The most well-recognised symptoms of ovarian cancer were post-menopausal bleeding (87.4%), and persistent pelvic (79.0%) and abdominal (85.0%) pain. Symptoms associated with eating difficulties and changes in bladder/bowel habits were recognised by less than half the sample. Lower symptom awareness was significantly associated with older age (p ≤ 0.001), being single (p ≤ 0.001), lower education (p ≤ 0.01), and lack of personal experience of ovarian cancer (p ≤ 0.01).

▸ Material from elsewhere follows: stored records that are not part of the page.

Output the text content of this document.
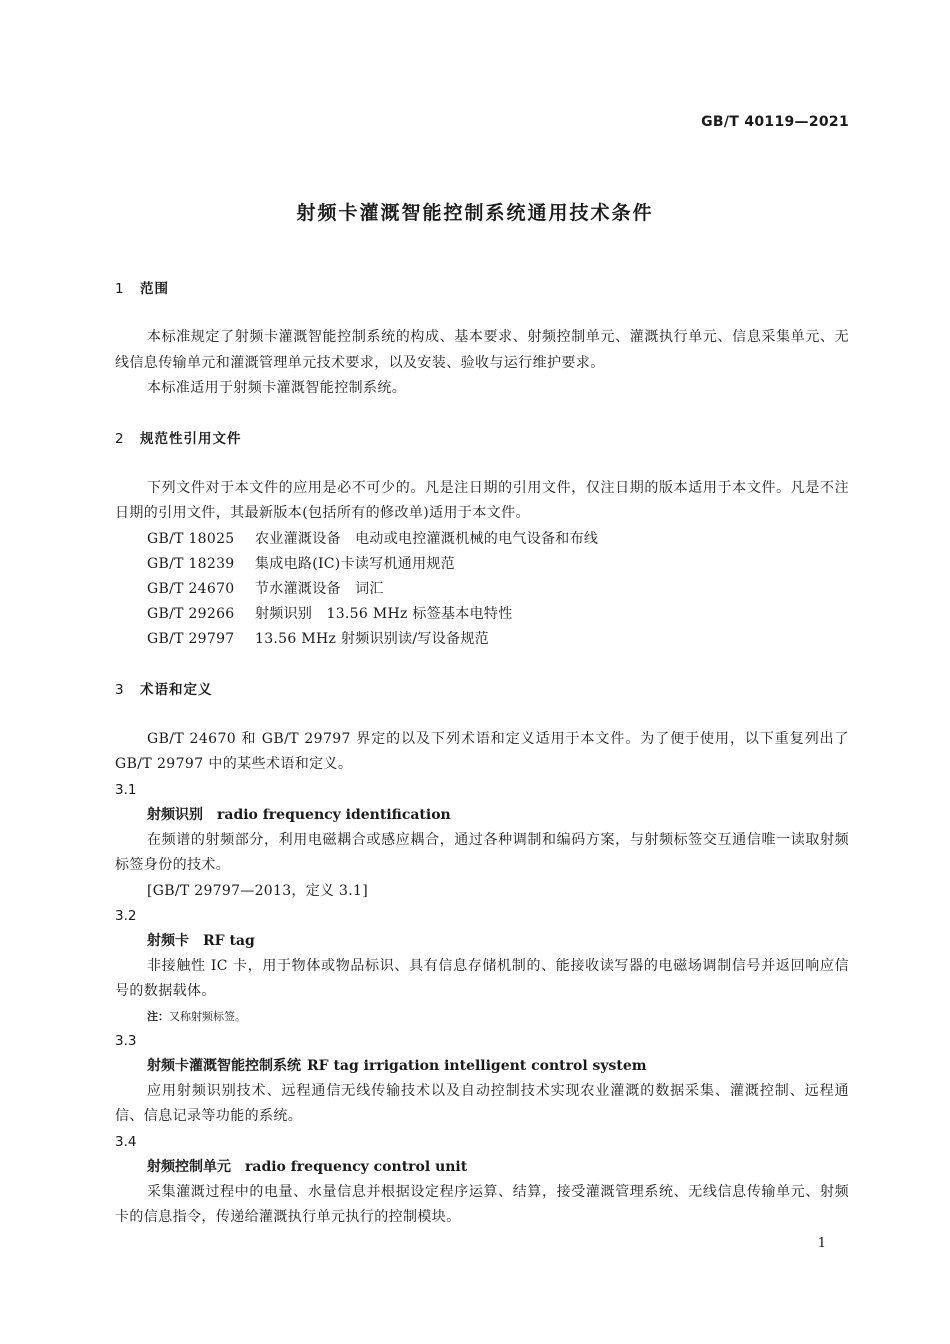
GB/T 40119—2021
射频卡灌溉智能控制系统通用技术条件
1 范围

本标准规定了射频卡灌溉智能控制系统的构成、基本要求、射频控制单元、灌溉执行单元、信息采集单元、无线信息传输单元和灌溉管理单元技术要求，以及安装、验收与运行维护要求。

本标准适用于射频卡灌溉智能控制系统。

2 规范性引用文件

下列文件对于本文件的应用是必不可少的。凡是注日期的引用文件，仅注日期的版本适用于本文件。凡是不注日期的引用文件，其最新版本(包括所有的修改单)适用于本文件。

GB/T 18025 农业灌溉设备　电动或电控灌溉机械的电气设备和布线
GB/T 18239 集成电路(IC)卡读写机通用规范
GB/T 24670 节水灌溉设备　词汇
GB/T 29266 射频识别　13.56 MHz 标签基本电特性
GB/T 29797 13.56 MHz 射频识别读/写设备规范
3 术语和定义

GB/T 24670 和 GB/T 29797 界定的以及下列术语和定义适用于本文件。为了便于使用，以下重复列出了 GB/T 29797 中的某些术语和定义。

3.1
射频识别 radio frequency identification

在频谱的射频部分，利用电磁耦合或感应耦合，通过各种调制和编码方案，与射频标签交互通信唯一读取射频标签身份的技术。

[GB/T 29797—2013，定义 3.1]
3.2
射频卡 RF tag

非接触性 IC 卡，用于物体或物品标识、具有信息存储机制的、能接收读写器的电磁场调制信号并返回响应信号的数据载体。

注：又称射频标签。
3.3
射频卡灌溉智能控制系统 RF tag irrigation intelligent control system

应用射频识别技术、远程通信无线传输技术以及自动控制技术实现农业灌溉的数据采集、灌溉控制、远程通信、信息记录等功能的系统。

3.4
射频控制单元 radio frequency control unit

采集灌溉过程中的电量、水量信息并根据设定程序运算、结算，接受灌溉管理系统、无线信息传输单元、射频卡的信息指令，传递给灌溉执行单元执行的控制模块。

1
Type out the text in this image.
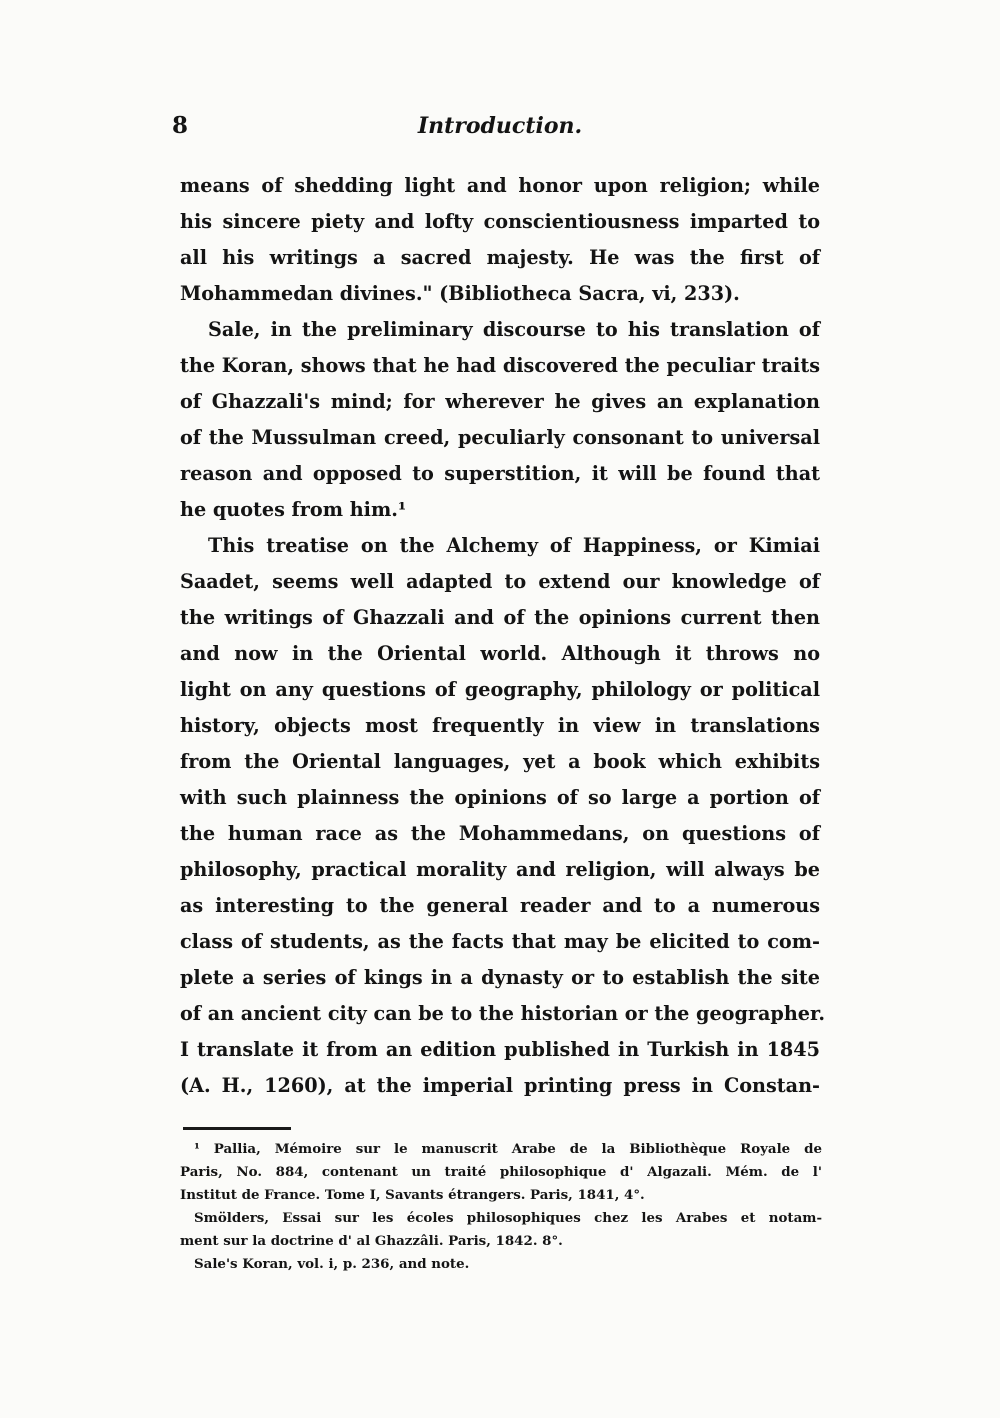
8	Introduction.
means of shedding light and honor upon religion; while
his sincere piety and lofty conscientiousness imparted to
all his writings a sacred majesty. He was the first of
Mohammedan divines." (Bibliotheca Sacra, vi, 233).
Sale, in the preliminary discourse to his translation of
the Koran, shows that he had discovered the peculiar traits
of Ghazzali's mind; for wherever he gives an explanation
of the Mussulman creed, peculiarly consonant to universal
reason and opposed to superstition, it will be found that
he quotes from him.¹
This treatise on the Alchemy of Happiness, or Kimiai
Saadet, seems well adapted to extend our knowledge of
the writings of Ghazzali and of the opinions current then
and now in the Oriental world. Although it throws no
light on any questions of geography, philology or political
history, objects most frequently in view in translations
from the Oriental languages, yet a book which exhibits
with such plainness the opinions of so large a portion of
the human race as the Mohammedans, on questions of
philosophy, practical morality and religion, will always be
as interesting to the general reader and to a numerous
class of students, as the facts that may be elicited to com-
plete a series of kings in a dynasty or to establish the site
of an ancient city can be to the historian or the geographer.
I translate it from an edition published in Turkish in 1845
(A. H., 1260), at the imperial printing press in Constan-
¹ Pallia, Mémoire sur le manuscrit Arabe de la Bibliothèque Royale de
Paris, No. 884, contenant un traité philosophique d' Algazali. Mém. de l'
Institut de France. Tome I, Savants étrangers. Paris, 1841, 4°.
Smölders, Essai sur les écoles philosophiques chez les Arabes et notam-
ment sur la doctrine d' al Ghazzâli. Paris, 1842. 8°.
Sale's Koran, vol. i, p. 236, and note.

The odds of anticipating a delay in time to presentation of ≥ 3 weeks were significantly increased in women educated to degree level (OR = 2.64, 95% CI 1.61 – 4.33, p ≤ 0.001), women who reported more practical barriers (OR = 1.60, 95% CI 1.34 – 1.91, p ≤ 0.001) and more emotional barriers (OR = 1.21, 95% CI 1.06 – 1.40, p ≤ 0.01), and those less confident in symptom detection (OR = 0.56, 95% CI 0.42 – 0.73, p ≤ 0.001), but not in those who reported lower symptom awareness (OR = 0.99, 95% CI 0.91 – 1.07, p = 0.74).


Many symptoms of ovarian cancer are not well-recognised by women in the general population. Evidence-based interventions are needed not only to improve public awareness but also to overcome the barriers to recognising and acting on ovarian symptoms, if delays in presentation are to be minimised.